Elixir memory model question

nikiiv · June 19, 2024, 12:36pm

I am trying to get a list of gotchas for my prototype of an OMS for fun.
Given that Elixir (probably more of a BEAM question of course) is immutable, how does this exactly play within one process.
Lets say I have a struct for Customer and Product. Each one takes approx 10KB of memory
Then we have a struct for Order, that contains both keys for Customer and Product. Lets say with those two properties/fields set to nil an Order would occupy 1KB.
Say we have 1000 Customers and 10000 Products
If we combine each Customer and each Product into an Order, so 1_000_000 orders what is the expectation of the memory used within one process
1M by 21K each or 1M with 1K each plust two references to the 2x1000x10K (customers and products weight before combined into orders).

Given immutability I expect that Order would have reference and only if we mutate a field in the nested structure, we get a new memory allocation.

I expect atoms will be re-used, but lets for the sake of the question assume that no atoms are used in any of the 3 structs.

Technically an OMS (Order Management System) uses a lot of props that are static during the business day and data (say accounts) is changed after order execution which is a multi-step process, so it is important to know what to expect, when some of the props related to orders are re-used among multiple orders.
I can go ETS but… do I really have to?
Any good blog posts or reads on the topic?

Thanks in advance

NobbZ · June 19, 2024, 12:49pm

Struct keys are atoms, so your assumption doesn’t hold.

Maps smaller 30ish entries are (internally) implemented as a tuple with a list of keys and a list of values, and some tree for bigger ones. Both variants allow you to share parts of the unchanged data.

So if you have a struct of size X, and “change” only one keys value, then you will have to copy the structs keys and value “pointers” and set the one changed value pointer to point at the new value. Allowing you to reuse all the actual keys and unchanged values.

nikiiv · June 19, 2024, 1:19pm

It’s not the keys, it is the value of those keys that I am assuming aren’t atoms and the assumption is for the sake of understanding where data will be shared until modified (IOW copy on write). Can’t change keys in a struct, just the value

benwilson512 · June 19, 2024, 1:37pm

Why guess when you can measure!

Check out :erts_debug.size to get the size (I think in words) of a given term.

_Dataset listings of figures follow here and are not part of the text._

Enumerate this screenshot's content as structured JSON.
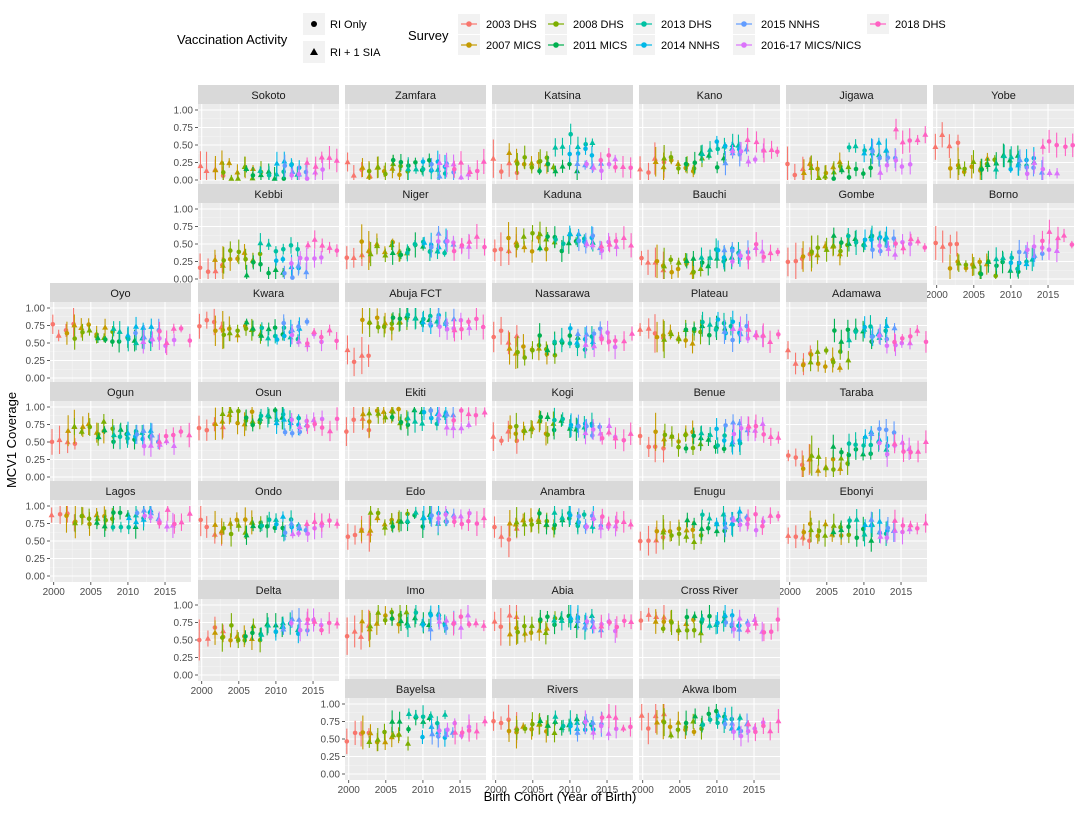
{
  "chart_data": {
    "type": "scatter",
    "subtype": "faceted point-range (map-layout small multiples)",
    "x_label": "Birth Cohort (Year of Birth)",
    "y_label": "MCV1 Coverage",
    "xlim": [
      1999.5,
      2018.5
    ],
    "ylim": [
      0,
      1
    ],
    "x_ticks": [
      2000,
      2005,
      2010,
      2015
    ],
    "y_ticks": [
      0,
      0.25,
      0.5,
      0.75,
      1
    ],
    "y_tick_labels": [
      "0.00",
      "0.25",
      "0.50",
      "0.75",
      "1.00"
    ],
    "legend": {
      "shape_title": "Vaccination Activity",
      "shape_items": [
        {
          "label": "RI Only",
          "shape": "circle"
        },
        {
          "label": "RI + 1 SIA",
          "shape": "triangle"
        }
      ],
      "color_title": "Survey",
      "color_items": [
        {
          "label": "2003 DHS",
          "color": "#F8766D"
        },
        {
          "label": "2007 MICS",
          "color": "#C49A00"
        },
        {
          "label": "2008 DHS",
          "color": "#7CAE00"
        },
        {
          "label": "2011 MICS",
          "color": "#00B050"
        },
        {
          "label": "2013 DHS",
          "color": "#00C1A3"
        },
        {
          "label": "2014 NNHS",
          "color": "#00B8E7"
        },
        {
          "label": "2015 NNHS",
          "color": "#619CFF"
        },
        {
          "label": "2016-17 MICS/NICS",
          "color": "#DB72FB"
        },
        {
          "label": "2018 DHS",
          "color": "#FF61C3"
        }
      ]
    },
    "surveys": [
      {
        "name": "2003 DHS",
        "years": [
          2000,
          2003
        ]
      },
      {
        "name": "2007 MICS",
        "years": [
          2002,
          2007
        ]
      },
      {
        "name": "2008 DHS",
        "years": [
          2003,
          2008
        ]
      },
      {
        "name": "2011 MICS",
        "years": [
          2006,
          2011
        ]
      },
      {
        "name": "2013 DHS",
        "years": [
          2008,
          2013
        ]
      },
      {
        "name": "2014 NNHS",
        "years": [
          2010,
          2013
        ]
      },
      {
        "name": "2015 NNHS",
        "years": [
          2011,
          2014
        ]
      },
      {
        "name": "2016-17 MICS/NICS",
        "years": [
          2012,
          2016
        ]
      },
      {
        "name": "2018 DHS",
        "years": [
          2014,
          2018
        ]
      }
    ],
    "states": [
      {
        "name": "Sokoto",
        "row": 0,
        "col": 1,
        "levels": [
          0.15,
          0.15,
          0.08,
          0.05,
          0.15,
          0.25,
          0.1,
          0.08,
          0.22
        ]
      },
      {
        "name": "Zamfara",
        "row": 0,
        "col": 2,
        "levels": [
          0.15,
          0.15,
          0.18,
          0.18,
          0.12,
          0.25,
          0.15,
          0.15,
          0.2
        ]
      },
      {
        "name": "Katsina",
        "row": 0,
        "col": 3,
        "levels": [
          0.2,
          0.3,
          0.25,
          0.2,
          0.55,
          0.45,
          0.2,
          0.2,
          0.25
        ]
      },
      {
        "name": "Kano",
        "row": 0,
        "col": 4,
        "levels": [
          0.2,
          0.2,
          0.22,
          0.28,
          0.45,
          0.45,
          0.35,
          0.35,
          0.5
        ]
      },
      {
        "name": "Jigawa",
        "row": 0,
        "col": 5,
        "levels": [
          0.15,
          0.15,
          0.12,
          0.1,
          0.45,
          0.45,
          0.3,
          0.2,
          0.65
        ]
      },
      {
        "name": "Yobe",
        "row": 0,
        "col": 6,
        "levels": [
          0.55,
          0.2,
          0.2,
          0.25,
          0.25,
          0.25,
          0.2,
          0.15,
          0.45
        ]
      },
      {
        "name": "Kebbi",
        "row": 1,
        "col": 1,
        "levels": [
          0.2,
          0.3,
          0.3,
          0.15,
          0.5,
          0.2,
          0.1,
          0.2,
          0.5
        ]
      },
      {
        "name": "Niger",
        "row": 1,
        "col": 2,
        "levels": [
          0.3,
          0.45,
          0.4,
          0.45,
          0.45,
          0.5,
          0.55,
          0.45,
          0.5
        ]
      },
      {
        "name": "Kaduna",
        "row": 1,
        "col": 3,
        "levels": [
          0.4,
          0.5,
          0.55,
          0.5,
          0.6,
          0.55,
          0.55,
          0.45,
          0.55
        ]
      },
      {
        "name": "Bauchi",
        "row": 1,
        "col": 4,
        "levels": [
          0.2,
          0.15,
          0.2,
          0.25,
          0.35,
          0.4,
          0.35,
          0.35,
          0.4
        ]
      },
      {
        "name": "Gombe",
        "row": 1,
        "col": 5,
        "levels": [
          0.35,
          0.4,
          0.4,
          0.55,
          0.55,
          0.55,
          0.5,
          0.45,
          0.55
        ]
      },
      {
        "name": "Borno",
        "row": 1,
        "col": 6,
        "levels": [
          0.55,
          0.2,
          0.15,
          0.15,
          0.25,
          0.3,
          0.3,
          0.5,
          0.6
        ]
      },
      {
        "name": "Oyo",
        "row": 2,
        "col": 0,
        "levels": [
          0.7,
          0.7,
          0.65,
          0.6,
          0.6,
          0.65,
          0.6,
          0.55,
          0.6
        ]
      },
      {
        "name": "Kwara",
        "row": 2,
        "col": 1,
        "levels": [
          0.8,
          0.7,
          0.6,
          0.7,
          0.65,
          0.6,
          0.7,
          0.55,
          0.6
        ]
      },
      {
        "name": "Abuja FCT",
        "row": 2,
        "col": 2,
        "levels": [
          0.3,
          0.75,
          0.8,
          0.8,
          0.85,
          0.85,
          0.8,
          0.75,
          0.75
        ]
      },
      {
        "name": "Nassarawa",
        "row": 2,
        "col": 3,
        "levels": [
          0.6,
          0.45,
          0.4,
          0.5,
          0.5,
          0.6,
          0.6,
          0.55,
          0.55
        ]
      },
      {
        "name": "Plateau",
        "row": 2,
        "col": 4,
        "levels": [
          0.6,
          0.55,
          0.6,
          0.65,
          0.7,
          0.75,
          0.65,
          0.6,
          0.6
        ]
      },
      {
        "name": "Adamawa",
        "row": 2,
        "col": 5,
        "levels": [
          0.3,
          0.25,
          0.3,
          0.6,
          0.65,
          0.7,
          0.65,
          0.5,
          0.6
        ]
      },
      {
        "name": "Ogun",
        "row": 3,
        "col": 0,
        "levels": [
          0.5,
          0.65,
          0.7,
          0.6,
          0.6,
          0.6,
          0.6,
          0.55,
          0.6
        ]
      },
      {
        "name": "Osun",
        "row": 3,
        "col": 1,
        "levels": [
          0.7,
          0.85,
          0.85,
          0.85,
          0.8,
          0.75,
          0.7,
          0.75,
          0.75
        ]
      },
      {
        "name": "Ekiti",
        "row": 3,
        "col": 2,
        "levels": [
          0.75,
          0.9,
          0.85,
          0.85,
          0.85,
          0.85,
          0.85,
          0.8,
          0.85
        ]
      },
      {
        "name": "Kogi",
        "row": 3,
        "col": 3,
        "levels": [
          0.6,
          0.7,
          0.7,
          0.75,
          0.75,
          0.75,
          0.7,
          0.65,
          0.6
        ]
      },
      {
        "name": "Benue",
        "row": 3,
        "col": 4,
        "levels": [
          0.5,
          0.55,
          0.5,
          0.5,
          0.55,
          0.6,
          0.7,
          0.7,
          0.65
        ]
      },
      {
        "name": "Taraba",
        "row": 3,
        "col": 5,
        "levels": [
          0.25,
          0.2,
          0.2,
          0.35,
          0.5,
          0.55,
          0.6,
          0.4,
          0.45
        ]
      },
      {
        "name": "Lagos",
        "row": 4,
        "col": 0,
        "levels": [
          0.8,
          0.85,
          0.85,
          0.8,
          0.8,
          0.85,
          0.85,
          0.8,
          0.85
        ]
      },
      {
        "name": "Ondo",
        "row": 4,
        "col": 1,
        "levels": [
          0.7,
          0.7,
          0.7,
          0.65,
          0.7,
          0.75,
          0.7,
          0.7,
          0.75
        ]
      },
      {
        "name": "Edo",
        "row": 4,
        "col": 2,
        "levels": [
          0.65,
          0.75,
          0.8,
          0.8,
          0.8,
          0.8,
          0.8,
          0.8,
          0.8
        ]
      },
      {
        "name": "Anambra",
        "row": 4,
        "col": 3,
        "levels": [
          0.6,
          0.75,
          0.75,
          0.8,
          0.8,
          0.8,
          0.8,
          0.75,
          0.8
        ]
      },
      {
        "name": "Enugu",
        "row": 4,
        "col": 4,
        "levels": [
          0.6,
          0.6,
          0.55,
          0.7,
          0.8,
          0.85,
          0.8,
          0.75,
          0.8
        ]
      },
      {
        "name": "Ebonyi",
        "row": 4,
        "col": 5,
        "levels": [
          0.5,
          0.65,
          0.65,
          0.6,
          0.7,
          0.7,
          0.7,
          0.65,
          0.7
        ]
      },
      {
        "name": "Delta",
        "row": 5,
        "col": 1,
        "levels": [
          0.6,
          0.5,
          0.6,
          0.65,
          0.65,
          0.65,
          0.7,
          0.7,
          0.7
        ]
      },
      {
        "name": "Imo",
        "row": 5,
        "col": 2,
        "levels": [
          0.65,
          0.75,
          0.8,
          0.75,
          0.8,
          0.8,
          0.75,
          0.75,
          0.75
        ]
      },
      {
        "name": "Abia",
        "row": 5,
        "col": 3,
        "levels": [
          0.75,
          0.65,
          0.7,
          0.75,
          0.75,
          0.75,
          0.75,
          0.7,
          0.75
        ]
      },
      {
        "name": "Cross River",
        "row": 5,
        "col": 4,
        "levels": [
          0.8,
          0.7,
          0.7,
          0.75,
          0.75,
          0.75,
          0.75,
          0.7,
          0.7
        ]
      },
      {
        "name": "Bayelsa",
        "row": 6,
        "col": 2,
        "levels": [
          0.5,
          0.55,
          0.5,
          0.7,
          0.75,
          0.6,
          0.6,
          0.65,
          0.7
        ]
      },
      {
        "name": "Rivers",
        "row": 6,
        "col": 3,
        "levels": [
          0.7,
          0.65,
          0.65,
          0.75,
          0.75,
          0.7,
          0.7,
          0.65,
          0.75
        ]
      },
      {
        "name": "Akwa Ibom",
        "row": 6,
        "col": 4,
        "levels": [
          0.75,
          0.65,
          0.65,
          0.8,
          0.75,
          0.75,
          0.7,
          0.65,
          0.7
        ]
      }
    ]
  }
}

NobbZ · June 19, 2024, 1:59pm

That will show (roughly) the same values for the original and the “mutated” structs, as it does not take into account that there is shared data.

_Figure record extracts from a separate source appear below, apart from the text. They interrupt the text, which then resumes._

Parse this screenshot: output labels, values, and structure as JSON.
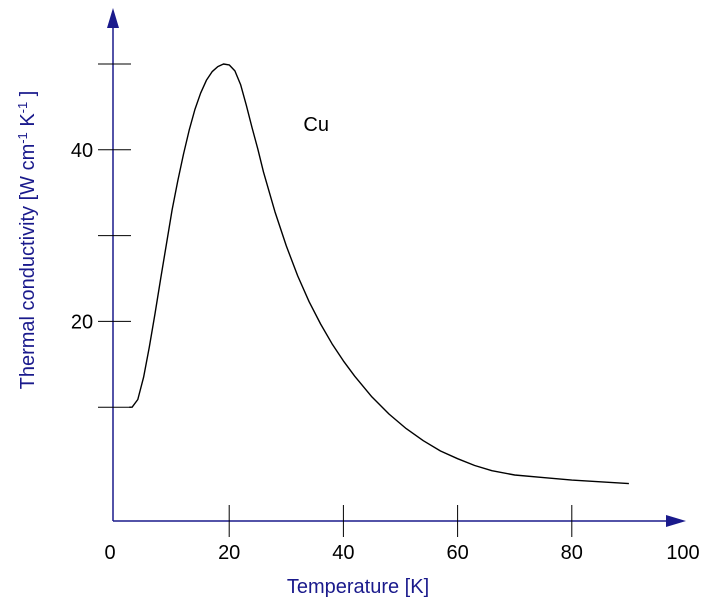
{
  "chart_data": {
    "type": "line",
    "title": "",
    "xlabel": "Temperature [K]",
    "ylabel": "Thermal conductivity [W cm-1 K-1 ]",
    "ylabel_parts": {
      "prefix": "Thermal conductivity [W cm",
      "sup1": "-1",
      "mid": " K",
      "sup2": "-1",
      "suffix": " ]"
    },
    "xlim": [
      0,
      100
    ],
    "ylim": [
      0,
      54
    ],
    "x_ticks": [
      0,
      20,
      40,
      60,
      80,
      100
    ],
    "x_tick_labels": [
      "0",
      "20",
      "40",
      "60",
      "80",
      "100"
    ],
    "x_tick_marks": [
      20,
      40,
      60,
      80
    ],
    "y_ticks": [
      10,
      20,
      30,
      40,
      50
    ],
    "y_tick_labels": [
      {
        "value": 20,
        "label": "20"
      },
      {
        "value": 40,
        "label": "40"
      }
    ],
    "grid": false,
    "legend": "none",
    "annotation": {
      "text": "Cu",
      "x": 33,
      "y": 43
    },
    "colors": {
      "curve": "#000000",
      "axis": "#1a1a8c",
      "ticks": "#000000",
      "labels": "#1a1a8c"
    },
    "series": [
      {
        "x": [
          2.5,
          3,
          4,
          5,
          6,
          7,
          8,
          9,
          10,
          11,
          12,
          13,
          14,
          15,
          16,
          17,
          18,
          19,
          20,
          21,
          22,
          23,
          24,
          25,
          26,
          28,
          30,
          32,
          34,
          36,
          38,
          40,
          42,
          45,
          48,
          51,
          54,
          57,
          60,
          63,
          66,
          70,
          75,
          80,
          85,
          90
        ],
        "values": [
          10,
          10,
          10.9,
          13.5,
          17,
          20.9,
          25,
          29,
          33,
          36.4,
          39.5,
          42.3,
          44.7,
          46.6,
          48.1,
          49.1,
          49.7,
          50,
          49.9,
          49.2,
          47.6,
          45.2,
          42.6,
          40.1,
          37.4,
          32.8,
          28.8,
          25.3,
          22.3,
          19.7,
          17.4,
          15.4,
          13.6,
          11.2,
          9.2,
          7.5,
          6.1,
          4.9,
          4.0,
          3.2,
          2.6,
          2.1,
          1.8,
          1.5,
          1.3,
          1.1
        ]
      }
    ]
  }
}
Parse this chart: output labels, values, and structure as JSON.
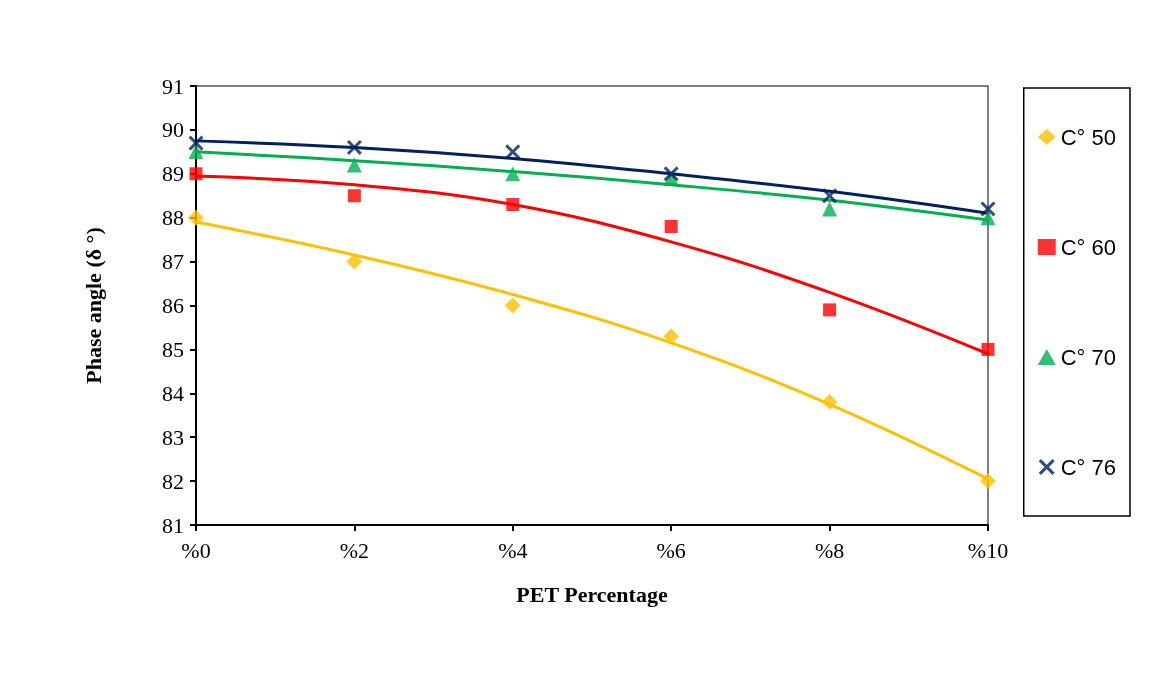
{
  "chart_data": {
    "type": "scatter",
    "xlabel": "PET Percentage",
    "ylabel": "Phase angle (δ °)",
    "xlim": [
      0,
      10
    ],
    "xticks": [
      {
        "value": 0,
        "label": "%0"
      },
      {
        "value": 2,
        "label": "%2"
      },
      {
        "value": 4,
        "label": "%4"
      },
      {
        "value": 6,
        "label": "%6"
      },
      {
        "value": 8,
        "label": "%8"
      },
      {
        "value": 10,
        "label": "%10"
      }
    ],
    "ylim": [
      81,
      91
    ],
    "yticks": [
      81,
      82,
      83,
      84,
      85,
      86,
      87,
      88,
      89,
      90,
      91
    ],
    "legend": "right",
    "x": [
      0,
      2,
      4,
      6,
      8,
      10
    ],
    "series": [
      {
        "type": "line",
        "marker": "none",
        "color": "#ffc000",
        "x": [
          0,
          2,
          4,
          6,
          8,
          10
        ],
        "values": [
          87.9,
          87.15,
          86.25,
          85.15,
          83.75,
          82.05
        ]
      },
      {
        "type": "line",
        "marker": "none",
        "color": "#ff0000",
        "x": [
          0,
          2,
          4,
          6,
          8,
          10
        ],
        "values": [
          88.95,
          88.75,
          88.3,
          87.45,
          86.3,
          84.9
        ]
      },
      {
        "type": "line",
        "marker": "none",
        "color": "#00b050",
        "x": [
          0,
          2,
          4,
          6,
          8,
          10
        ],
        "values": [
          89.5,
          89.3,
          89.05,
          88.75,
          88.4,
          87.95
        ]
      },
      {
        "type": "line",
        "marker": "none",
        "color": "#002060",
        "x": [
          0,
          2,
          4,
          6,
          8,
          10
        ],
        "values": [
          89.75,
          89.6,
          89.35,
          89.0,
          88.6,
          88.1
        ]
      },
      {
        "name": "C° 50",
        "marker": "diamond",
        "color": "#ffc000",
        "values": [
          88,
          87,
          86,
          85.3,
          83.8,
          82
        ]
      },
      {
        "name": "C° 60",
        "marker": "square",
        "color": "#ff0000",
        "values": [
          89,
          88.5,
          88.3,
          87.8,
          85.9,
          85
        ]
      },
      {
        "name": "C° 70",
        "marker": "triangle",
        "color": "#00b050",
        "values": [
          89.5,
          89.2,
          89,
          88.9,
          88.2,
          88
        ]
      },
      {
        "name": "C° 76",
        "marker": "cross",
        "color": "#002060",
        "values": [
          89.7,
          89.6,
          89.5,
          89,
          88.5,
          88.2
        ]
      }
    ]
  }
}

nikiiv · June 19, 2024, 2:14pm

    {:ok, file} = File.read("/Users/...../memory_playground/java_error_in_idea_44801.log")
    z = %{content: file}
    l = []
    l = for _cnt <- 1..1_000_000, do: [z |[l]]
    IO.puts(:erts_debug.size(l))

It takes 10 min and it is still computing the word size…
Is it possible that it counts something that has already been accounted for if it is traversing the structure

nikiiv · June 19, 2024, 2:30pm

Reading a 4MB pdf (Adopting Elixir.pdf) and adding it in a map with 1 key and then adding that map 100 times to a list
The size of the file is 3.8MB, after that using :erlang.memory(:total) ended up eating 6MB of memory… An overhead of 2MB for 100 copies
So I guess until a change is made, the values are passed by reference…

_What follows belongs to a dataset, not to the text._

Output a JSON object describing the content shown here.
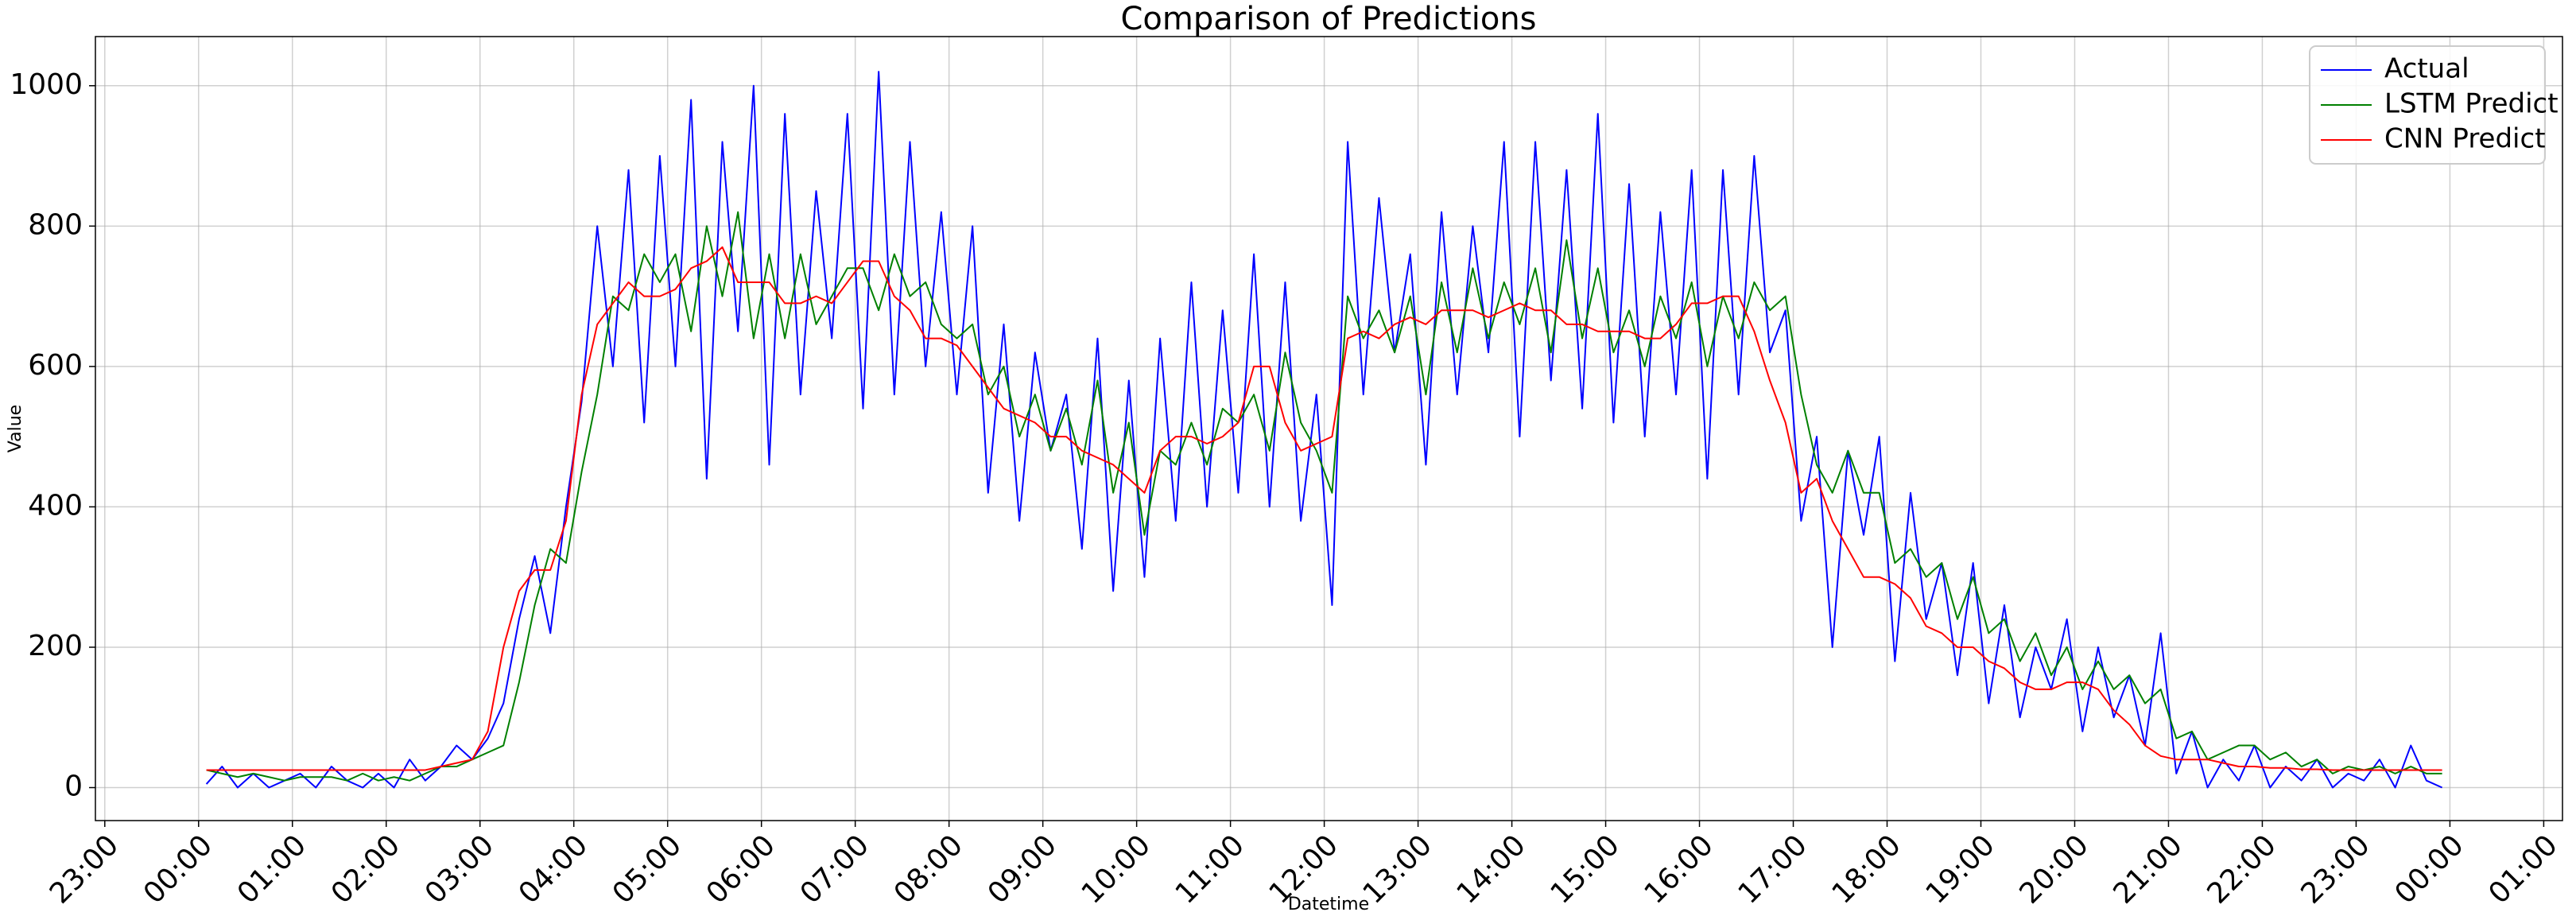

Still can use some good blog posts about the topic…

LostKobrakai · June 19, 2024, 2:32pm

How much of your data is binary data >64 bytes? Such binaries are put on a shared heap and reference counted instead of having multiple copies around.

For everything else Memory Usage — Erlang System Documentation v27.0 and :erts_debug.size are your friend.

rvnash · June 20, 2024, 4:36pm

My first question is what you mean by “reference”. There are no references in Elixir. There are only the data themselves.

Secondly, when a data structure, like a map here is modified, the underlying BEAM does not make a complete copy of the whole structure, although it appears to at the Elixir level abstraction. It’s actually some pretty clever data structure manipulation that can maintain mostly a limited memory impact.

I’ve found some clues to how this all works here. But to be honest, at the programming abstraction, I don’t know how to predict how it will perform.